- Born: Pieter Cornelis Tobias de Boer 21 May 1930 Leiden, the Netherlands
- Died: 2 May 2016 (aged 85) Kendal, Ithaca, New York
- Education: University of Maryland, College Park
- Occupations: scientist; sportsman;
- Spouse: Joan Lieshout ​(m. 1956)​
- Children: 3
- Fields: Thermodynamics, fluid mechanics
- Workplaces: Cornell University

= Tobias de Boer =

Dutch scientist

Pieter Cornelis Tobias de Boer (21 May 1930 – 2 May 2016) was a Dutch scientist. He was a professor at the Sibley School of Mechanical and Aerospace Engineering of Cornell University. His research interest were in the field of thermodynamics and fluid mechanics.

==Career==
De Boer was born on 21 May 1930 in Leiden, the Netherlands. He studied mechanical engineering at Delft University of Technology, where he obtained his bachelor's degree and in 1954 his Master's. He subsequently served in the Dutch Armed Forces for two years. De Boer married in 1956 and a short time later moved to the United States where they settled in Maryland. He continued his studies and obtained his doctorate at the University of Maryland in 1962 under Jan Burgers. He subsequently was an assistant professor at the university until 1964.

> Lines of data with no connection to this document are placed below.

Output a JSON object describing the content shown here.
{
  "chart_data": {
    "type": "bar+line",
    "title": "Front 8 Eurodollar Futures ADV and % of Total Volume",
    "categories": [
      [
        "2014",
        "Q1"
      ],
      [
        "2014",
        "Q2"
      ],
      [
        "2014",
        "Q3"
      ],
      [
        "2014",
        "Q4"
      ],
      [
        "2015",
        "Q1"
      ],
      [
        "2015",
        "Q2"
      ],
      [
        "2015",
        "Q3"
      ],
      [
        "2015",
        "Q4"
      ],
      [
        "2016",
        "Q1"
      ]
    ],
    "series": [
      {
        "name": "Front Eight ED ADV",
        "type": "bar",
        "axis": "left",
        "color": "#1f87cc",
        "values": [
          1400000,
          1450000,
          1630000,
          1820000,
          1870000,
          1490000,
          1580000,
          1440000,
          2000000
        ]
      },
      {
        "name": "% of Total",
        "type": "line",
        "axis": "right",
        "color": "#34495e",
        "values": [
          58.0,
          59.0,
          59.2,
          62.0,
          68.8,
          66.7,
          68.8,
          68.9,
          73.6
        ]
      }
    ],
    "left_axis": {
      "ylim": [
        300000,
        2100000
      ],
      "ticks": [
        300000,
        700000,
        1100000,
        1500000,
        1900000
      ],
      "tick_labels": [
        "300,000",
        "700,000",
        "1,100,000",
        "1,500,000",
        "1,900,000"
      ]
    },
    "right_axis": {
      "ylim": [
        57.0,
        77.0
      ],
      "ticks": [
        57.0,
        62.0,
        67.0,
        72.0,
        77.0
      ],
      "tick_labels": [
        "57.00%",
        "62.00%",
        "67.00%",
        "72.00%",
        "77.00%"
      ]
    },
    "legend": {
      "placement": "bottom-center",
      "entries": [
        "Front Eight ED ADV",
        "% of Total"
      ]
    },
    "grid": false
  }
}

The de Boer family then moved to Ithaca, New York and he was employed by Cornell University as an assistant professor at the Graduate School of Aeronautical Engineering. In 1968 he became associate professor. In 1972 the Sibley School of Mechanical and Aerospace Engineering was founded and two years later de Boer became a full professor there. He retired in 2000.

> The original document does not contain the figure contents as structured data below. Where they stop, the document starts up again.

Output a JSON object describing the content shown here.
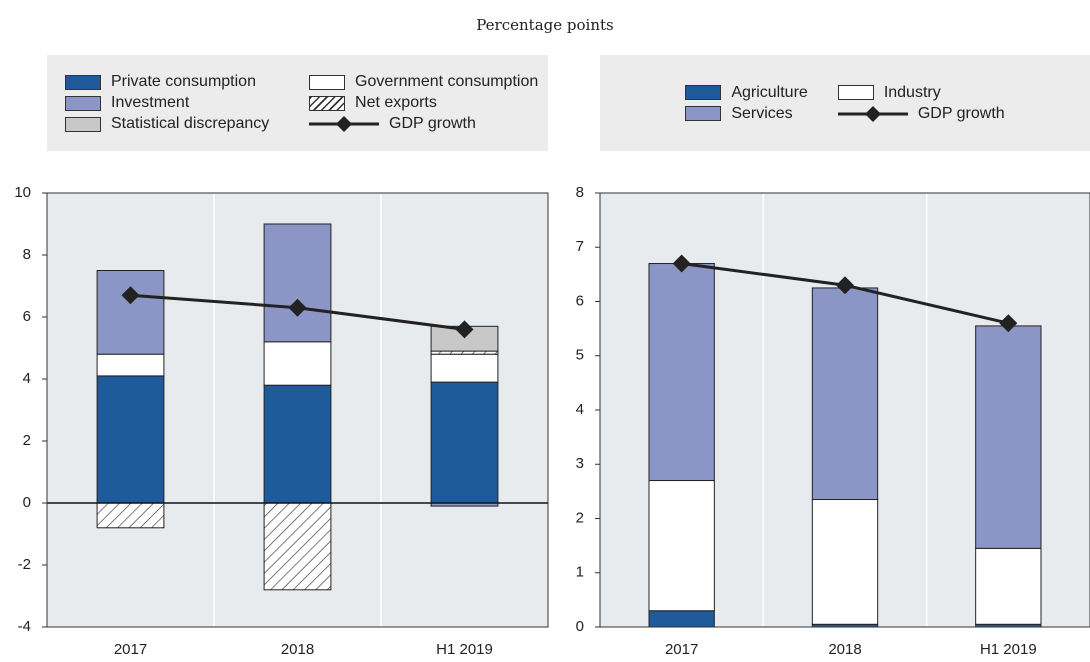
{
  "chart_data": [
    {
      "type": "bar",
      "stacked": true,
      "subtitle": "Percentage points",
      "categories": [
        "2017",
        "2018",
        "H1 2019"
      ],
      "series": [
        {
          "name": "Private consumption",
          "color": "#1f5a9b",
          "values": [
            4.1,
            3.8,
            3.9
          ]
        },
        {
          "name": "Government consumption",
          "color": "#ffffff",
          "values": [
            0.7,
            1.4,
            0.9
          ]
        },
        {
          "name": "Investment",
          "color": "#8c96c6",
          "values": [
            2.7,
            3.8,
            -0.1
          ]
        },
        {
          "name": "Net exports",
          "color": "#ffffff",
          "hatch": true,
          "values": [
            -0.8,
            -2.8,
            0.1
          ]
        },
        {
          "name": "Statistical discrepancy",
          "color": "#c8c8c8",
          "values": [
            0,
            0,
            0.8
          ]
        },
        {
          "name": "GDP growth",
          "type": "line",
          "color": "#222222",
          "marker": "diamond",
          "values": [
            6.7,
            6.3,
            5.6
          ]
        }
      ],
      "ylim": [
        -4,
        10
      ],
      "yticks": [
        -4,
        -2,
        0,
        2,
        4,
        6,
        8,
        10
      ]
    },
    {
      "type": "bar",
      "stacked": true,
      "categories": [
        "2017",
        "2018",
        "H1 2019"
      ],
      "series": [
        {
          "name": "Agriculture",
          "color": "#1f5a9b",
          "values": [
            0.3,
            0.05,
            0.05
          ]
        },
        {
          "name": "Industry",
          "color": "#ffffff",
          "values": [
            2.4,
            2.3,
            1.4
          ]
        },
        {
          "name": "Services",
          "color": "#8c96c6",
          "values": [
            4.0,
            3.9,
            4.1
          ]
        },
        {
          "name": "GDP growth",
          "type": "line",
          "color": "#222222",
          "marker": "diamond",
          "values": [
            6.7,
            6.3,
            5.6
          ]
        }
      ],
      "ylim": [
        0,
        8
      ],
      "yticks": [
        0,
        1,
        2,
        3,
        4,
        5,
        6,
        7,
        8
      ]
    }
  ]
}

At the university, de Boer did research on pulse tube cryocoolers, the physics of shock waves, and Stirling engines, among other topics.

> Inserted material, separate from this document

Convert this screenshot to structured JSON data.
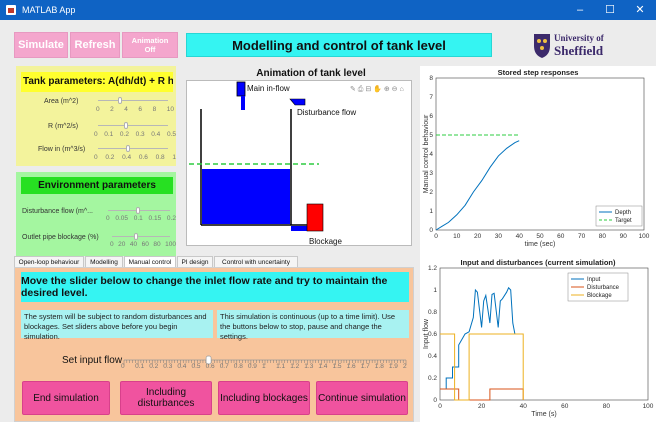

In 1988 de Boer was elected a corresponding member of the Royal Netherlands Academy of Arts and Sciences.

==Personal life==
De Boer married Joan Lieshout in 1956, the couple had three children. Joan recorded the Dutch text on the Voyager Golden Record.

De Boer was a sportsman and especially fond of cycling. When he was 48 he cycled 448 mi in 24 hours, thereby setting a national record for his age category.

He died on 2 May 2016 in the retirement community of Kendal at Ithaca, age 85.